Di suatu malam naas, jelang dini hari, dua orang maling berusaha mencuri ayam ketawa paman rekan saya.
Seorang di antaranya, tewas digigit oleh delapan ekor si Doberman, seorang lainnya selamat dari keganasan anjing ras Eropa itu.
Di situ, anjing efektif menjaga puluhan ayam ketawa, tetapi kejam pada manusia maling.
Anjing di sini berguna, sekaligus berbahaya.
Daya guna anjing untuk menangkap atau melacak pelaku kejahatan juga disadari oleh Polri.
Mereka punya mitra kerja dari bangsa anjing yang akrab disebut "anjing pelacak".
Fungsinya, anjing-anjing pelacak inilah yang melacak pelaku kejahatan yang berlalu.
Dan barangkali perlu mempertimbangkan pentingnya anjing untuk membersihkan negeri ini dari pelaku kejahatan; entah itu kejahatan di lapis bawah, entah itu kejahatan elit kelas atas--seperti korupsi misalnya.
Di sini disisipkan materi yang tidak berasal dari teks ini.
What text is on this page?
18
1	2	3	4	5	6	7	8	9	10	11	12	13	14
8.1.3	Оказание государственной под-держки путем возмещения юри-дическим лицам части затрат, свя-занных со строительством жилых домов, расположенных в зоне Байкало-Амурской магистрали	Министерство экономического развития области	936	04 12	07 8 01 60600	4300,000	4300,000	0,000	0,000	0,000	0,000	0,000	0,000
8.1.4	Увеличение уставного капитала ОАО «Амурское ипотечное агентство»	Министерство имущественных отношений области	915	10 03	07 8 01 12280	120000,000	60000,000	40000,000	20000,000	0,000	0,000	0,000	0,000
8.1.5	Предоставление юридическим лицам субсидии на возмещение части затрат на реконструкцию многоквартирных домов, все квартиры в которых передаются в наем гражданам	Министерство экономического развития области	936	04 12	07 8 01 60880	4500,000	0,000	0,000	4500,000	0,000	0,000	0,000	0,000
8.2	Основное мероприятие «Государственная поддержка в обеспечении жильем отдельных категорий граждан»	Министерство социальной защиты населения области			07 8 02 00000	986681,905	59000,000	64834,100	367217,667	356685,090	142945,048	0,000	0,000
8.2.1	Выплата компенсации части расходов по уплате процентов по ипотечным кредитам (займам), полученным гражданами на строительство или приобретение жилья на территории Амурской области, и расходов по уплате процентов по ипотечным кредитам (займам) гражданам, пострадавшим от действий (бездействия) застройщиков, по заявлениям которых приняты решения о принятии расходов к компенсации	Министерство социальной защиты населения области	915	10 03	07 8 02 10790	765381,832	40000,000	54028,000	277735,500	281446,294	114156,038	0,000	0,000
Karena itu, kita tak boleh membenci anjing secara kaffah, bagaimanapun juga anjing punya guna.
Dalam hikayat Ashabul Kahfi, Allah SWT mentakdirkan seekor anjing turut menyertai tujuh pemuda mulia Ashabul Kahfi bersembunyi dalam gua, demi menghindari seorang raja dzalim bernama Diqyanius.
Kitab suci Al Quran menyebut anjing itu dalam Surat Al Kahfi.
Dan konon, penyair sufi tersohor, Jalaluddin Rumi di suatu hari memberi makan kepada tiga ekor anjing yang kelaparan.
Orang-orang yang lewat bertanya kepadanya, “Siapa anjing yang kau beri makan itu?
” Rumi menjawab, “Itu adalah aku….”(*)
Tulisan ini juga telah diterbitkan di harian Tribun Timur edisi, Rabu, 24 Februari 2021.